Anything Is Possible(34)



“Oh.” Angelina wiped her mouth with her napkin. “Want to hear some gossip?”

“Oh yes,” said Mary.

“Remember Charlie Macauley? Come on, you have to remember him.”

“I do remember him. He was tall, a nice man. Then he went to Vietnam. Boy, that was so sad.”

“Yes, that’s him. Well, it turns out he’d been seeing a prostitute in Peoria, all the while telling his wife that he was going to a veterans’ support group thing. Wait, wait— Well, apparently he gave this prostitute ten thousand dollars and his wife found out and she kicked him out.”

“Angelina.”

“She did. She kicked him out. And guess who he’s with now? Come on, Mom, guess!”

“Angel, I can’t.”

“Patty Nicely!”

“No.”

“Yes! Okay, Patty won’t come right out and tell me, but she’s lost weight, did I tell you she’d gained weight and the kids at school call her Fatty Patty? Well, she’s certainly been very nice to Charlie, she looks wonderful, and they were friends anyway, kind of. So there you go.” Angelina gave her mother a meaningful nod. “You never know.”

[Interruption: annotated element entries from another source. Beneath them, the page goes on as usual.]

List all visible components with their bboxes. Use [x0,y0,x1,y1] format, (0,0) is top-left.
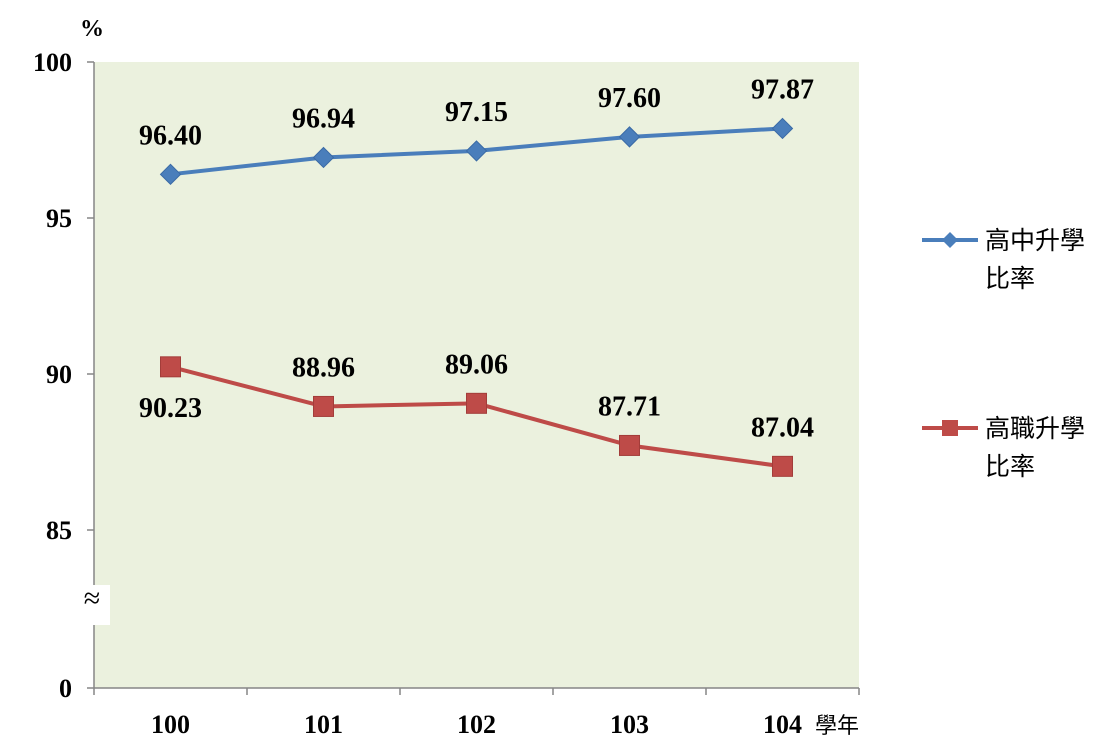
y-tick-label: 90 [46,360,72,389]
data-label: 96.40 [139,120,202,151]
x-tick-label: 101 [304,710,343,739]
series-2: 90.23 88.96 89.06 87.71 87.04 [139,349,814,477]
legend-label: 高中升學 [985,226,1085,255]
data-point [771,117,794,140]
series-layer: 96.40 96.94 97.15 97.60 97.87 90.23 88.96 89.06… [139,74,814,477]
x-unit-label: 學年 [815,714,859,739]
x-tick-label: 102 [457,710,496,739]
axis-break-symbol: ≈ [84,582,100,615]
data-point [772,455,793,477]
x-tick-label: 103 [610,710,649,739]
legend-label: 比率 [985,264,1035,293]
legend-marker [942,420,958,436]
legend-label: 高職升學 [985,414,1085,443]
data-point [312,146,335,169]
legend-marker [942,232,958,248]
data-label: 89.06 [445,349,508,380]
data-label: 87.71 [598,391,661,422]
data-label: 87.04 [751,412,814,443]
data-point [618,126,641,148]
y-tick-label: 100 [33,48,72,77]
data-point [466,392,487,414]
y-tick-label: 0 [59,674,72,703]
data-point [313,395,334,417]
series-1: 96.40 96.94 97.15 97.60 97.87 [139,74,814,186]
axis-break-gap [80,585,110,625]
x-tick-label: 100 [151,710,190,739]
data-label: 97.87 [751,74,814,105]
data-label: 97.60 [598,83,661,114]
data-label: 90.23 [139,393,202,424]
y-unit-label: % [80,16,104,42]
data-label: 88.96 [292,352,355,383]
data-point [159,163,182,186]
data-point [619,434,640,456]
data-label: 97.15 [445,97,508,128]
y-tick-label: 85 [46,516,72,545]
data-label: 96.94 [292,103,355,134]
data-point [160,356,181,378]
x-tick-label: 104 [763,710,802,739]
y-tick-label: 95 [46,204,72,233]
axes: 0 85 90 95 100 100 101 102 103 104 [33,48,860,739]
plot-area [94,62,859,688]
legend-label: 比率 [985,452,1035,481]
data-point [465,140,488,162]
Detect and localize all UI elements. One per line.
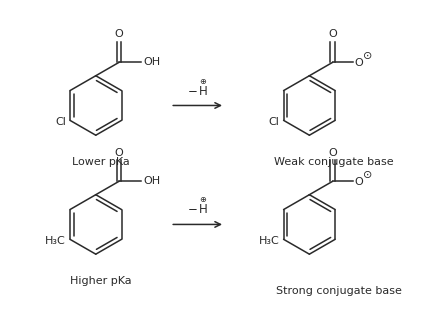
Text: Cl: Cl xyxy=(55,117,66,127)
Text: Lower pKa: Lower pKa xyxy=(72,157,130,167)
Text: $-\,\overset{\oplus}{\mathrm{H}}$: $-\,\overset{\oplus}{\mathrm{H}}$ xyxy=(187,78,208,99)
Text: O: O xyxy=(115,28,123,39)
Text: ⊙: ⊙ xyxy=(363,170,372,180)
Text: Strong conjugate base: Strong conjugate base xyxy=(276,286,402,296)
Text: O: O xyxy=(354,58,363,68)
Text: O: O xyxy=(115,148,123,157)
Text: H₃C: H₃C xyxy=(259,236,279,246)
Text: Weak conjugate base: Weak conjugate base xyxy=(274,157,394,167)
Text: OH: OH xyxy=(143,176,160,186)
Text: ⊙: ⊙ xyxy=(363,52,372,61)
Text: H₃C: H₃C xyxy=(45,236,66,246)
Text: Higher pKa: Higher pKa xyxy=(70,276,131,286)
Text: OH: OH xyxy=(143,57,160,67)
Text: O: O xyxy=(328,28,337,39)
Text: O: O xyxy=(328,148,337,157)
Text: O: O xyxy=(354,177,363,187)
Text: Cl: Cl xyxy=(269,117,279,127)
Text: $-\,\overset{\oplus}{\mathrm{H}}$: $-\,\overset{\oplus}{\mathrm{H}}$ xyxy=(187,197,208,218)
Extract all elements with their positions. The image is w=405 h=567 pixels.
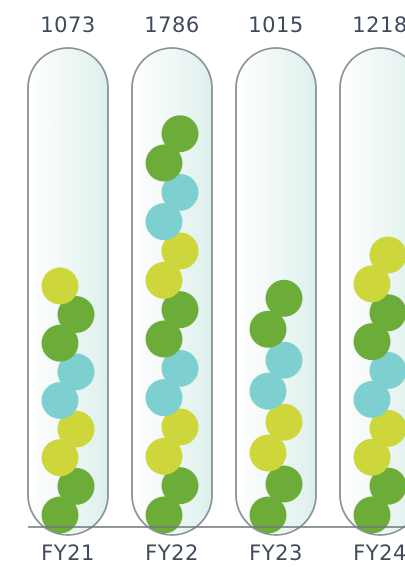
tube-edge <box>131 47 213 536</box>
bar-fy22-ball <box>145 261 183 299</box>
bar-fy21-ball <box>57 467 95 505</box>
tubes-layer <box>27 47 405 536</box>
x-tick-label-fy23: FY23 <box>249 541 303 565</box>
bar-fy23 <box>249 279 303 534</box>
bar-fy21-ball <box>41 267 79 305</box>
bar-fy21-ball <box>41 496 79 534</box>
bar-fy24-ball <box>369 236 405 274</box>
tube-fy24 <box>339 47 405 536</box>
bar-fy22-ball <box>145 496 183 534</box>
bar-fy22-ball <box>145 320 183 358</box>
bar-fy23-ball <box>265 341 303 379</box>
bar-fy22-ball <box>161 232 199 270</box>
bar-fy21-ball <box>41 381 79 419</box>
bar-fy21 <box>41 267 95 534</box>
bar-fy22-ball <box>161 408 199 446</box>
bar-fy22-ball <box>145 144 183 182</box>
bar-fy23-ball <box>265 279 303 317</box>
bar-fy22-ball <box>145 437 183 475</box>
bar-fy21-ball <box>41 439 79 477</box>
tube-edge <box>339 47 405 536</box>
tube-fy22 <box>131 47 213 536</box>
bar-fy24-ball <box>353 323 391 361</box>
bar-fy24-ball <box>369 352 405 390</box>
bar-fy23-ball <box>265 403 303 441</box>
bar-fy24-ball <box>353 265 391 303</box>
x-tick-label-fy22: FY22 <box>145 541 199 565</box>
bar-fy23-ball <box>249 496 287 534</box>
bar-fy23-ball <box>249 310 287 348</box>
bar-fy24-ball <box>369 409 405 447</box>
tube-fy23 <box>235 47 317 536</box>
bar-fy21-ball <box>41 324 79 362</box>
bar-fy24-ball <box>353 438 391 476</box>
bar-fy22-ball <box>161 115 199 153</box>
bar-fy23-ball <box>249 372 287 410</box>
data-label-fy24: 1218 <box>352 13 405 37</box>
bar-fy24-ball <box>369 467 405 505</box>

“My goodness,” Mary said. “Angel, that is wonderful gossip, my word. They call her Fatty Patty, the kids at school? To her face?”

“No. I don’t think she even knows. Just once.” Angelina sighed, pushing her plate back. “She’s awfully nice.”



When they finished eating, Mary went and sat on the sofa. She patted the place next to her and Angelina joined her, bringing her wineglass with her. “Listen to me,” Mary said. “Listen to what I have to tell you.”

Angelina sat up straight and looked at her mother’s feet. She felt that only now did she see that her mother’s ankles were no longer tiny, as they had always been.

“You were thirteen. I came to pick you up at the library. And I yelled at you—” Mary’s voice suddenly quavered, and Angelina looked at her, saying, “Mommy—” But her mother shook her head and said, “No, honey, let me go on. I only want to say I yelled at you, I really yelled at you, I have no idea what about, but I yelled and you were frightened, and I was yelling because I had found out about your father and Aileen, but I never told you about that—until, well, you know, a million years later, but the point is, honey, I frightened you, I yelled at you, and you were frightened.” Mary looked past Angelina toward the window, and her face moved. “And I am so, so sorry,” she said.

After a moment, Angelina asked, “Is that it?”

Mary looked at her. “Well, yes, honey. I’ve felt terrible about it for years.”

“I don’t remember it. It doesn’t matter.” But Angelina thought she did remember, and inside her now she cried, Mom, he was a stupid pig, but so what, Mom, please, Mom—Please don’t leave, Mommy! After many moments, Angelina said, “Mom, it was so long ago, that stuff with Aileen. Did you leave Daddy because of that? Because it sure took you long enough.” She could hear the coldness of her tone. It was as if the wine had turned on her; she felt that cold toward her mother, suddenly.

Mary said thoughtfully, “I just don’t know, honey, but I think I would not have left.”

“We’ve never talked about it at all,” Angelina said.

Her mother was silent, and when Angelina looked at her she was stabbed by the look of sadness on her mother’s face. But her mother said, “Well, tell me, honey. Now that you’re finally here. Tell me what it’s like for you. I told you before, I fell in love with Paolo. Your father and I were not compatible in many ways, but, honey—I fell in love. So now you tell me.”

Angelina said, “He’s a bank teller, Mom. And this place is—” She looked around. She wanted to say “squalid” again, but it was not that. It just was not—it was not lovely—and it was a strange place with its high ceilings and chairs that were worn in their upholstery.

Her mother sat up very straight. “This place is beautiful,” she said. “Why, we have the view of the water. We’d never have been able to afford it if Paolo’s wife hadn’t had money.”

“She had money?”

“She has money, some. Yes. And he’s like me, he didn’t come from much.”

Angelina said nothing.

Mary continued, “The point is this. I am comfortable with him. I am in love with him, and I am comfortable with him. Your father’s family, as you very well know, had money, and your father has been very successful. Frankly, Angelina, I don’t give a damn about money. I like not having it, in fact. Except that not having it keeps me from seeing you.”

“You’ve returned to your roots.” Angelina meant this sarcastically, but she thought it sounded silly.

“My father worked at a filling station. We had nothing. You know that. Paolo does not have money and he does not have huge ideas of how to make it. If that’s what you mean by returning to my roots.”

Angelina stared at her own feet stretched out in front of her; her ankles were thin. “Wait.” She looked up at her mother. “So he lived here with his wife?”

“That’s right. She met someone and took off, and she left him this place, and we’re glad to have it.”